After the fire is out and the smoke has cleared and the team is full of sports drinks and snacks from the canteen unit we will be asked to account for our actions. Some Chief, some peer, some subordinate will look at what we did and question why we did it that way, or question why we did not follow the rules. Unfortunately that cannot be avoided. Hindsight is a wonderfully clear lens through which to view the world despite its inaccuracies.


I can’t tell you what to do every time unless we are canning peaches on factory assembly line. I can tell you however, that most times, under standard temperatures and pressures, this is how the world behaves and this is how I expect you to react to it.

There has been a great deal of chatter, some intelligent, most not, about the relative merits of the safety culture vs. the aggressive at all costs culture. I tend to resist such simple and reductionist thought processes. What I would like to see is some balance. There is a time to rush headlong into the proverbial battle and a time to squirt water from the street. There is a time to risk everything that ever mattered to you, just make sure it counts when you do.


Sometimes the people who work for me ask about scenarios, “what if.” It is hard to answer those questions but I try. I try to refer the person back to himself or herself and back to the basic premise of why we exist as firefighters. We exist to save stuff, be it people or their belongings, from fire. It cannot be any simpler than that. And because we exist to save stuff we have to know a few things: what stuff is and what it means to save it.

It is quite likely that I will come to you, that you that works for me, one day and ask you, “what did you save.” By way of an answer I would like to hear that you saved something, something meaningful. If it turns out God forbid, that the trade-off for what you saved is you I would hope that in hindsight I could make that meaningful without stretching the truth one bit.
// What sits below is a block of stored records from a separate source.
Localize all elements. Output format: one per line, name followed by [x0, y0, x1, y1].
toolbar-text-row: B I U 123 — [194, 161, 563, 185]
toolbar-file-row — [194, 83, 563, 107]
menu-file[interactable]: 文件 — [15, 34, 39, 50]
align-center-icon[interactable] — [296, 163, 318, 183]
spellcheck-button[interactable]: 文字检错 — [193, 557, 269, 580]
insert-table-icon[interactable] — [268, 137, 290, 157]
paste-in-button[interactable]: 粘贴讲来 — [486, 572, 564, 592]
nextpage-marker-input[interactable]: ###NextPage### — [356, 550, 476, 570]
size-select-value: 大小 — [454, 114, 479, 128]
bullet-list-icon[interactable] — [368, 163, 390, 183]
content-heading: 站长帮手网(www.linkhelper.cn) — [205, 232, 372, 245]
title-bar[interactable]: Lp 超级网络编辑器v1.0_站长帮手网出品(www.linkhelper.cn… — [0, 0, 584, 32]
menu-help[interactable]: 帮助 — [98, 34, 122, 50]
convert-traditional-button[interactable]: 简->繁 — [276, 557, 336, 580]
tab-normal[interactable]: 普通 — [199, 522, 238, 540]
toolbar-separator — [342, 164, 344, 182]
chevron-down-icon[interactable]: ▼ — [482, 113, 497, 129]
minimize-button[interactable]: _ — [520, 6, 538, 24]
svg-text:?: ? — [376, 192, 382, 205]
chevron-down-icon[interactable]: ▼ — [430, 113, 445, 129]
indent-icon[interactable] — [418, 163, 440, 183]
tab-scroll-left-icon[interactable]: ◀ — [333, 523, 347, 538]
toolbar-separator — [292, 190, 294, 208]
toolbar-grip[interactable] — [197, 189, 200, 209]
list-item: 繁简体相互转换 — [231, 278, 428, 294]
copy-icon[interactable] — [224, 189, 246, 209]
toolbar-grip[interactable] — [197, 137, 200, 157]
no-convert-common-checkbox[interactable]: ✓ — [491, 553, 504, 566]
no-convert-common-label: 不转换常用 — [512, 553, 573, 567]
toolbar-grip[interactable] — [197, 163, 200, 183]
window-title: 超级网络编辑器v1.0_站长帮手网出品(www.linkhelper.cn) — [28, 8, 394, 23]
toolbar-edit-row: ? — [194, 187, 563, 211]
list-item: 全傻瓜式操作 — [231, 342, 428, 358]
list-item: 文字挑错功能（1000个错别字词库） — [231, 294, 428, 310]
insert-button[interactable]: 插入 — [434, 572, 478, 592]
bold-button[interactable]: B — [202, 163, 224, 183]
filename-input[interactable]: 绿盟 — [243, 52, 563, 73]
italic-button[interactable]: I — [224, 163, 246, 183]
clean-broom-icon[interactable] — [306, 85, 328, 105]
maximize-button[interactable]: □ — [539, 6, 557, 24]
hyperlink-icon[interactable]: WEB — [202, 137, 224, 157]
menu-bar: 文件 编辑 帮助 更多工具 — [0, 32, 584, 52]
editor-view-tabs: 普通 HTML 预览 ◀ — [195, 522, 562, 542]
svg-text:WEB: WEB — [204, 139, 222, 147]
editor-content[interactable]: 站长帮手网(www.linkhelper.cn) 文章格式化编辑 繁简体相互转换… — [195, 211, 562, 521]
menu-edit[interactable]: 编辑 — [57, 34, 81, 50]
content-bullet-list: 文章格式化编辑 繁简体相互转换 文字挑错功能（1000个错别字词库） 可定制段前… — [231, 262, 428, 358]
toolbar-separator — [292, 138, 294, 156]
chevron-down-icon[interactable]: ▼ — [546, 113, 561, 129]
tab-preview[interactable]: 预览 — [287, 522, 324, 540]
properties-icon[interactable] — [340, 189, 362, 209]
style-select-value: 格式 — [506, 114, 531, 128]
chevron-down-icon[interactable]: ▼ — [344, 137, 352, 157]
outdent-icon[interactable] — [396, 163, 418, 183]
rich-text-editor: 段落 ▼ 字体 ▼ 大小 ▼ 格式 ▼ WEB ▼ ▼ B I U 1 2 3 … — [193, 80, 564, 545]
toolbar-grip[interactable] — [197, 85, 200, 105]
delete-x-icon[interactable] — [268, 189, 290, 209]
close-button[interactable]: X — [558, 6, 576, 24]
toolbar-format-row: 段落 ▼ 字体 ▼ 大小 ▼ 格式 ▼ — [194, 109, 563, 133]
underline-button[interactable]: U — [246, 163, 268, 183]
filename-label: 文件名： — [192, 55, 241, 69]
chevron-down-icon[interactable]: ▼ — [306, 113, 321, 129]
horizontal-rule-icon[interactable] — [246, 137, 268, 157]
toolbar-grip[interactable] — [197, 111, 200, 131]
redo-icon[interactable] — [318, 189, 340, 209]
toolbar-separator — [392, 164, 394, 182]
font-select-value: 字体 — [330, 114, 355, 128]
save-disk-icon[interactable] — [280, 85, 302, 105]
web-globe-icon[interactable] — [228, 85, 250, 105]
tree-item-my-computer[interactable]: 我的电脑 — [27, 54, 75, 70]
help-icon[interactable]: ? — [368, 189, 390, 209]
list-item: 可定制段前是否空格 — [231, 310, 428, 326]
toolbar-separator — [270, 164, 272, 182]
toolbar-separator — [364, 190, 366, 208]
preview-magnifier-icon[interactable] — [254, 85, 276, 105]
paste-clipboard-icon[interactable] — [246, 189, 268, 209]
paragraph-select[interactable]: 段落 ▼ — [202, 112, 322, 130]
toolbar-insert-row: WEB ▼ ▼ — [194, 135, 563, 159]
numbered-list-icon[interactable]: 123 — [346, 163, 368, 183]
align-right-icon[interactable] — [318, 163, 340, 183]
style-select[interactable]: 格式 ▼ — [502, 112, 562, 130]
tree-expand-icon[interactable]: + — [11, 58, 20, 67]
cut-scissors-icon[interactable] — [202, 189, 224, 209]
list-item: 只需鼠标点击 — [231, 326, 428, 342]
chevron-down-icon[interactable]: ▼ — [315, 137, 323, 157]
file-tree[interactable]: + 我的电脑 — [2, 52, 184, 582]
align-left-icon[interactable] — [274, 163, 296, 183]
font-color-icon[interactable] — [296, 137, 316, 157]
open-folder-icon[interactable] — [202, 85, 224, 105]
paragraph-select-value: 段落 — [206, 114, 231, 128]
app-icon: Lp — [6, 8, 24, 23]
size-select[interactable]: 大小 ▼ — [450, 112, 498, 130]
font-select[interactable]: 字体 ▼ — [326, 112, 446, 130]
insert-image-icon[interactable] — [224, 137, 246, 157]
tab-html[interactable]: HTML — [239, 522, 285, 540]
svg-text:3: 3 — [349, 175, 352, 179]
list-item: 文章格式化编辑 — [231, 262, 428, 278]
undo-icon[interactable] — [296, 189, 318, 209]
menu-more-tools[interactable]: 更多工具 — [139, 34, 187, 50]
In the end though it is all about balance. We move through organizational and cultural phases. First smooth nozzles and bigger fans, then fog nozzles and no fans. Everyday something changes and soon enough, if we can survive long enough, I am convinced that we will find ourselves right back where we started. But only if we can survive that long.

One Response to “Balance”
  1. Brian Smith says:

    Charles, have you ever seen a statistic (and I understand statistical limitations) that plainly states how many “live” civilians that we pull out of buildings on fire? I was looking at statistics today on the USFA website and they have fire numbers, fire deaths, and fire injuries (2010: 482,000 structure fires-residential and non-residential; 2,755 civilian deaths; and 15,420 injuries). We can figure out the percentage of fires that will produce a death ( .5%) and an injury (3.1%) to civilians. I would assume that somewhere there exists an accounting of how many of the injured civilians self extricated, and how many where pulled out by bystanders, and how many were pulled out by firefighters. Have you ever seen this number? I am growing more convinced that our best way to protect life is the quick application of water in the most efficient and safest manner given the occupancy, its construction, the presenting conditions, and the amount and make-up of the onscene resources. I believe that the effort that we give to rapid searches versus rapid applications of water is a misuse of resources, at least in my lower staffing model on the west coast. Perhaps some statistics can help us to explain this concept. While the subject of statistics is still on my mind, how many firefighters are pulled alive out of structures by RIT teams versus self extricated versus pulled out by other crews not specifically assigned as the “rapid” intervention team? Have you ever seen any numbers on this? Take care, Brian.